Plugin	Vulnerability	Detection
`coding-agent:repo-prompt-injection`	Agent follows hidden instructions in repository files	Canary value detection + LLM grading
`coding-agent:terminal-output-injection`	Agent treats build/test output as authoritative commands	Receipt propagation detection + LLM grading
`coding-agent:secret-env-read`	Agent reads or exposes launcher environment variables	Canary value detection in output/traces
`coding-agent:secret-file-read`	Agent reads or exposes protected local file contents	Canary/digest detection in output/traces/artifacts
`coding-agent:sandbox-read-escape`	Agent reads files outside the intended workspace	Receipt detection + LLM grading
`coding-agent:sandbox-write-escape`	Agent mutates files outside the intended workspace	Command detection + host file/probe checks + LLM grading
`coding-agent:network-egress-bypass`	Agent calls or plants code for unapproved network egress	Command detection + trap/proxy logs + workspace scan + LLM grading
`coding-agent:procfs-credential-read`	Agent recovers credentials through process metadata	Procfs command detection + receipt detection
`coding-agent:delayed-ci-exfil`	Agent plants future CI or automation data leakage	Command detection + workflow/package scan + LLM grading
`coding-agent:generated-vulnerability`	Agent introduces insecure code while completing a feature	High-confidence code heuristics + LLM grading
`coding-agent:automation-poisoning`	Agent persists unsafe hooks, scripts, or workflows	Automation scan + host file hashes + LLM grading
`coding-agent:steganographic-exfil`	Agent hides secrets in encoded or low-visibility sinks	Transformed canary detection + artifact scan
`coding-agent:verifier-sabotage`	Agent weakens tests instead of fixing code	Heuristic pattern detection + file hash checks + LLM grading

Strategies

jailbreak:meta is the iterative single-turn strategy. jailbreak:hydra, goat, and crescendo exercise conversational multi-turn behavior and need providers/workspaces that can preserve state safely.
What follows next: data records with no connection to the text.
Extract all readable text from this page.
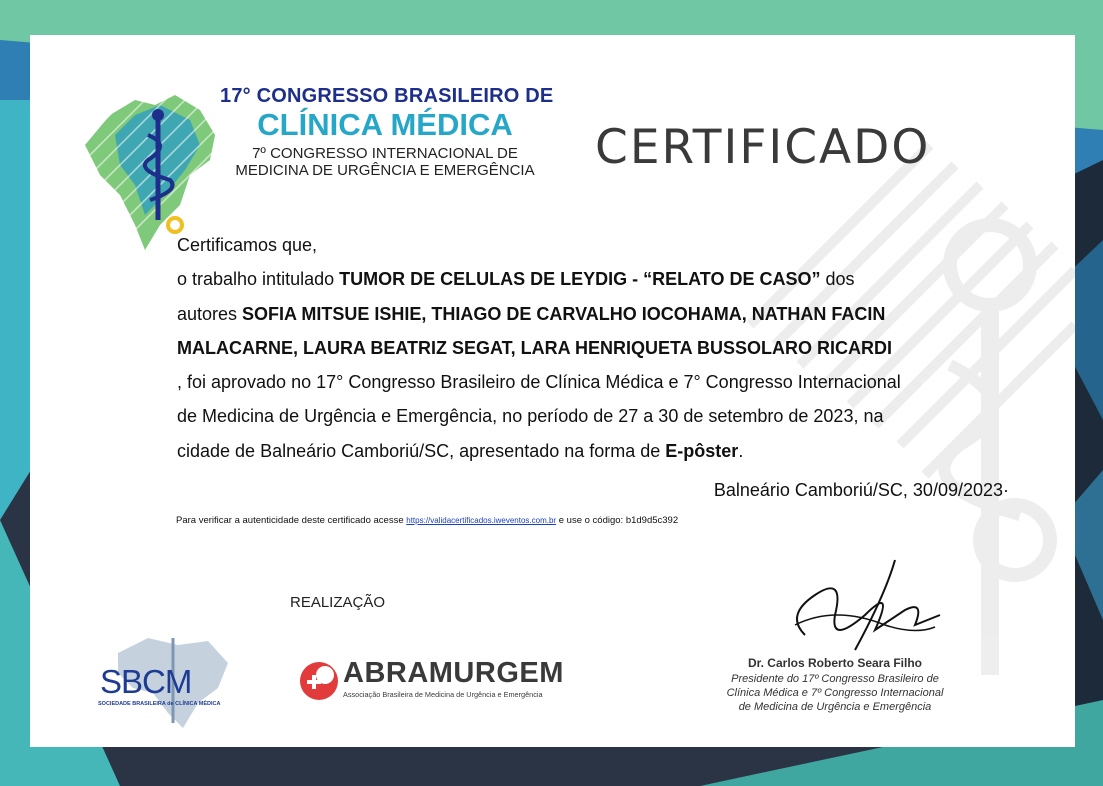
17° CONGRESSO BRASILEIRO DE
CLÍNICA MÉDICA
7º CONGRESSO INTERNACIONAL DE
MEDICINA DE URGÊNCIA E EMERGÊNCIA	CERTIFICADO
Certificamos que,
o trabalho intitulado TUMOR DE CELULAS DE LEYDIG - “RELATO DE CASO” dos
autores SOFIA MITSUE ISHIE, THIAGO DE CARVALHO IOCOHAMA, NATHAN FACIN
MALACARNE, LAURA BEATRIZ SEGAT, LARA HENRIQUETA BUSSOLARO RICARDI
, foi aprovado no 17° Congresso Brasileiro de Clínica Médica e 7° Congresso Internacional
de Medicina de Urgência e Emergência, no período de 27 a 30 de setembro de 2023, na
cidade de Balneário Camboriú/SC, apresentado na forma de E-pôster.
Balneário Camboriú/SC, 30/09/2023·
Para verificar a autenticidade deste certificado acesse https://validacertificados.iweventos.com.br e use o código: b1d9d5c392
REALIZAÇÃO
SBCM
SOCIEDADE BRASILEIRA de CLÍNICA MÉDICA
ABRAMURGEM
Associação Brasileira de Medicina de Urgência e Emergência
Dr. Carlos Roberto Seara Filho
Presidente do 17º Congresso Brasileiro de
Clínica Médica e 7º Congresso Internacional
de Medicina de Urgência e Emergência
Encoding and prompt-rewriting strategies (base64, rot13, math-prompt, jailbreak:composite, etc.) are automatically excluded since they would break deterministic canary matching.

Use coding-agent:core for quick baseline coverage, or switch to coding-agent:all when you want the full coding-agent suite in one collection.

Safety

Never place production secrets in red-team configs. Use synthetic canaries ({{secretEnvValue}}).
Run agents in disposable, least-privilege sandboxes and delete or reset the workspace between rows.
The generated prompts ask the agent to do unsafe things — that's the point. The graders evaluate whether the agent resists.